Tuesday, November 15, 2011

The Problem of Pain / A Grief Observed

Pain insists upon being attended to. God whispers to us in our pleasures, speaks in our conscience, but shouts in our pains: it is His megaphone to rouse a deaf world.
Everyone has noticed how hard it is to turn our thoughts to God when everything is going well with us. We "have all we want" is a terrible saying when "all" does not include God... As St. Augustine says somewhere "God wants to give us something, but cannot, because our hands are full - there's nowhere for Him to put it." ... Now God, who has made us, knows what we are and that our happiness lies in Him. Yet we will not seek it in Him as long as He leaves us any
other resort where it can even plausibly be looked for. While what we call "our own life" remains agreeable we will not surrender it to Him.
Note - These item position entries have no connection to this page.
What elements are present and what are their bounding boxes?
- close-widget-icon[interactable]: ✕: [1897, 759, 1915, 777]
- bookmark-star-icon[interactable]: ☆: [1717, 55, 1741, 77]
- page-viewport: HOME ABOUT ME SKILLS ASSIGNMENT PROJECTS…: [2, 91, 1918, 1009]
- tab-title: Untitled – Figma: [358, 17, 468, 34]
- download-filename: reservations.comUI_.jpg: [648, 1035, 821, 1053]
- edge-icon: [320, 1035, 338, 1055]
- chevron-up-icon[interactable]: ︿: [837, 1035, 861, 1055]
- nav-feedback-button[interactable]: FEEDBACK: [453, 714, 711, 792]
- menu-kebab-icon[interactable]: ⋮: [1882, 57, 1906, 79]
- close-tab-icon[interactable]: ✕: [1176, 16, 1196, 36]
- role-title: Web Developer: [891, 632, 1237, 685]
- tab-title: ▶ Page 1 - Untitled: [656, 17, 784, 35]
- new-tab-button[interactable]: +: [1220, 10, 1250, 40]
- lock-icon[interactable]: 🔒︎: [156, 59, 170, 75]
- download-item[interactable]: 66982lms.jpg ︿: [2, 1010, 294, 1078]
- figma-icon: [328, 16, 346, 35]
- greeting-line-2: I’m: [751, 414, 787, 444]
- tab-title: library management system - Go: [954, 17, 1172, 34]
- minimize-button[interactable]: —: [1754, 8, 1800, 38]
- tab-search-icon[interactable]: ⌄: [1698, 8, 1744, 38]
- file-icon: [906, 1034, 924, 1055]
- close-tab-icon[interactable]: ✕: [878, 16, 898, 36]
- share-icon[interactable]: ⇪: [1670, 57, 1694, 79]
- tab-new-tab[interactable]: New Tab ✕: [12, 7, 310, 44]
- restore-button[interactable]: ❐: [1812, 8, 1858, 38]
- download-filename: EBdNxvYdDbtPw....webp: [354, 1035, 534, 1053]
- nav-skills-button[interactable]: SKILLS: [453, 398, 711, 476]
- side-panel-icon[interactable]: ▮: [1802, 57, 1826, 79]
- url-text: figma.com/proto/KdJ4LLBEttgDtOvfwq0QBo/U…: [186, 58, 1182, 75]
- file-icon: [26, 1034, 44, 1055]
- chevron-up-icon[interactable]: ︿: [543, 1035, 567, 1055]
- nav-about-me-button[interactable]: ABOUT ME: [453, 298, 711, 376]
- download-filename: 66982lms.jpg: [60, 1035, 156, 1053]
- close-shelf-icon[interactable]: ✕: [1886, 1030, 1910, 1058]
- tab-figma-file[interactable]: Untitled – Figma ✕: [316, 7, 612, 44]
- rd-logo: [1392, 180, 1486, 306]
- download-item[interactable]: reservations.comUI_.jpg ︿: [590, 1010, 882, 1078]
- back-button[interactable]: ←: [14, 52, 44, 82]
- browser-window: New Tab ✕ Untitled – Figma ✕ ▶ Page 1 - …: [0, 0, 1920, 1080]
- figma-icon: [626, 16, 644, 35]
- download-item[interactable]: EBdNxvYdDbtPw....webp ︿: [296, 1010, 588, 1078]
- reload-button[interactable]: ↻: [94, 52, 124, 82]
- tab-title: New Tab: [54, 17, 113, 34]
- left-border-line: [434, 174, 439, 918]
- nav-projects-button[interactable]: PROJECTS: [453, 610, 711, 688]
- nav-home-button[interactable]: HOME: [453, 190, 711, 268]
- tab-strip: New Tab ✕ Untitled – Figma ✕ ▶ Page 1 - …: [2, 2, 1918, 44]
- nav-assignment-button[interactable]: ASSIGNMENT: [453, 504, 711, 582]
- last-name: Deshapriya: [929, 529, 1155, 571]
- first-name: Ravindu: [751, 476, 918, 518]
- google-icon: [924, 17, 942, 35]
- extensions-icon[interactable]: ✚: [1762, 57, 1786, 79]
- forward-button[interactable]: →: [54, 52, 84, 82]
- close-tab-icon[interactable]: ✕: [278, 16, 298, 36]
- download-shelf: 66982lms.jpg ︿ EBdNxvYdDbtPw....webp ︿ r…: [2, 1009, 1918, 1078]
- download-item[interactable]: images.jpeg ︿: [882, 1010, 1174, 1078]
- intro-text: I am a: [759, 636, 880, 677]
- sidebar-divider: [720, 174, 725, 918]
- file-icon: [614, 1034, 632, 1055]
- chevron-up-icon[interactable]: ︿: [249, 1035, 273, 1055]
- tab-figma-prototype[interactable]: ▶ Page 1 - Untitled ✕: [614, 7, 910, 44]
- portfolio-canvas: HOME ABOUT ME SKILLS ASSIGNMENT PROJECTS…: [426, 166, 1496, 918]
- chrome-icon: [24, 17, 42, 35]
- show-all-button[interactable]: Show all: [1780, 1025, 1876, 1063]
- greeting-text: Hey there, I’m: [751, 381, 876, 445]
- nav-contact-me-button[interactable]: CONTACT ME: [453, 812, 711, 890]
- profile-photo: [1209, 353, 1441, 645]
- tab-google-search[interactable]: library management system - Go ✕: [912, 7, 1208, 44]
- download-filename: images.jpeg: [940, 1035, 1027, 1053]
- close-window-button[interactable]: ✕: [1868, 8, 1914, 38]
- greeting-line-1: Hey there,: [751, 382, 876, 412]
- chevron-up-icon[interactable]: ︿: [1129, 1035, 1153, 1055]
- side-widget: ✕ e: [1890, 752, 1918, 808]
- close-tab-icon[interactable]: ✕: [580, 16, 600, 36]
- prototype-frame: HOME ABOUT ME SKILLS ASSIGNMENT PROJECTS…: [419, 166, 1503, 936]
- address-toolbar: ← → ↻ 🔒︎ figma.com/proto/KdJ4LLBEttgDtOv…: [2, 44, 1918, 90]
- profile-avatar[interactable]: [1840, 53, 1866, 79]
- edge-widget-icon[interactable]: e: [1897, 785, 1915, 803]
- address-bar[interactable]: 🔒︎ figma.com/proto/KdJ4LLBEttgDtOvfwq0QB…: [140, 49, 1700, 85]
What then can God do in our interests but make "our own life" less agreeable to us, and take away the plausible sources of false happiness?
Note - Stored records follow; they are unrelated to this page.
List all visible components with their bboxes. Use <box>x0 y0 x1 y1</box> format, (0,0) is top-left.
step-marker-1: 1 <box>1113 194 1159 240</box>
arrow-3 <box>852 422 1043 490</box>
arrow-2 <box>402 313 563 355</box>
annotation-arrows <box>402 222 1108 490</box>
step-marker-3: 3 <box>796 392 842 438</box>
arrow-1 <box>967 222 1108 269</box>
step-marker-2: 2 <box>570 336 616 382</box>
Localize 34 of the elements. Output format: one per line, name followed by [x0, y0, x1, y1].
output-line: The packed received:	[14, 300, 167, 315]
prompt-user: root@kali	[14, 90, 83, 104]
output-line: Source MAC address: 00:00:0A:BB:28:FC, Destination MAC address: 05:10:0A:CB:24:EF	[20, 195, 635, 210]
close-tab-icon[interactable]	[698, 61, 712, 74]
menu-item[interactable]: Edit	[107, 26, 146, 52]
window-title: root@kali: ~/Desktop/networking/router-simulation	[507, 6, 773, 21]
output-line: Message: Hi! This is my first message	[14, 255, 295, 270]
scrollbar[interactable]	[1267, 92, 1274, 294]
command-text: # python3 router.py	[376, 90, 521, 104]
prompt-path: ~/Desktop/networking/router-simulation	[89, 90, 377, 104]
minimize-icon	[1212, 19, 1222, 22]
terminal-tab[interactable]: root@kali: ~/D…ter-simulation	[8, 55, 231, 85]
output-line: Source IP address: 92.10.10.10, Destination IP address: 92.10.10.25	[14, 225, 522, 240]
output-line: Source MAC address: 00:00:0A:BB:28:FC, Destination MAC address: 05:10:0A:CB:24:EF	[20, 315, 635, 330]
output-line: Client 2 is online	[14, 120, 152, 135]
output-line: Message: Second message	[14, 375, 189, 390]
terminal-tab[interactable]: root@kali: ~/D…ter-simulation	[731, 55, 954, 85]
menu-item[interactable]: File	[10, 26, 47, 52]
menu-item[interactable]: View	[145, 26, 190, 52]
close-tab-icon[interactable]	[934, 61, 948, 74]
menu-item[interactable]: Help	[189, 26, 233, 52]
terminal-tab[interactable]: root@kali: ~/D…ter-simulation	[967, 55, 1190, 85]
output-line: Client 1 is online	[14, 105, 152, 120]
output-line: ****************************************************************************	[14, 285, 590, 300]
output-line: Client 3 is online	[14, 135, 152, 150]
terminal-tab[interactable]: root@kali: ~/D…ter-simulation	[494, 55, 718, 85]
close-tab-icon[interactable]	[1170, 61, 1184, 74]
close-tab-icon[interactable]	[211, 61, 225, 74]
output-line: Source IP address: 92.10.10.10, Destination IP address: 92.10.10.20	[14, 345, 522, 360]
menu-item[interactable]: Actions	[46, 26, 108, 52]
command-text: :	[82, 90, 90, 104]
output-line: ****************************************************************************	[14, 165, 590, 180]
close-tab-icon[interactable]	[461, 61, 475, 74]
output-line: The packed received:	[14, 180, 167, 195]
Let me implore the reader to try to believe, if only for the moment, that God, who made these deserving people, may really be right when He thinks that their modest prosperity and the happiness of their children are not enough to make them blessed: that all this must fall from them in the end, and that if they have not learned to know Him they will be wretched. And therefore He troubles them, warning them in advance of an insufficiency that one day they will have to discover.

...
No one ever told me that grief feels so like fear. I am not afraid, but the sensation is like being afraid. The same fluttering in the stomach, the same restlessness, the yawning. I keep on swallowing.
The writing is so raw and honest and beautiful - it makes me cry.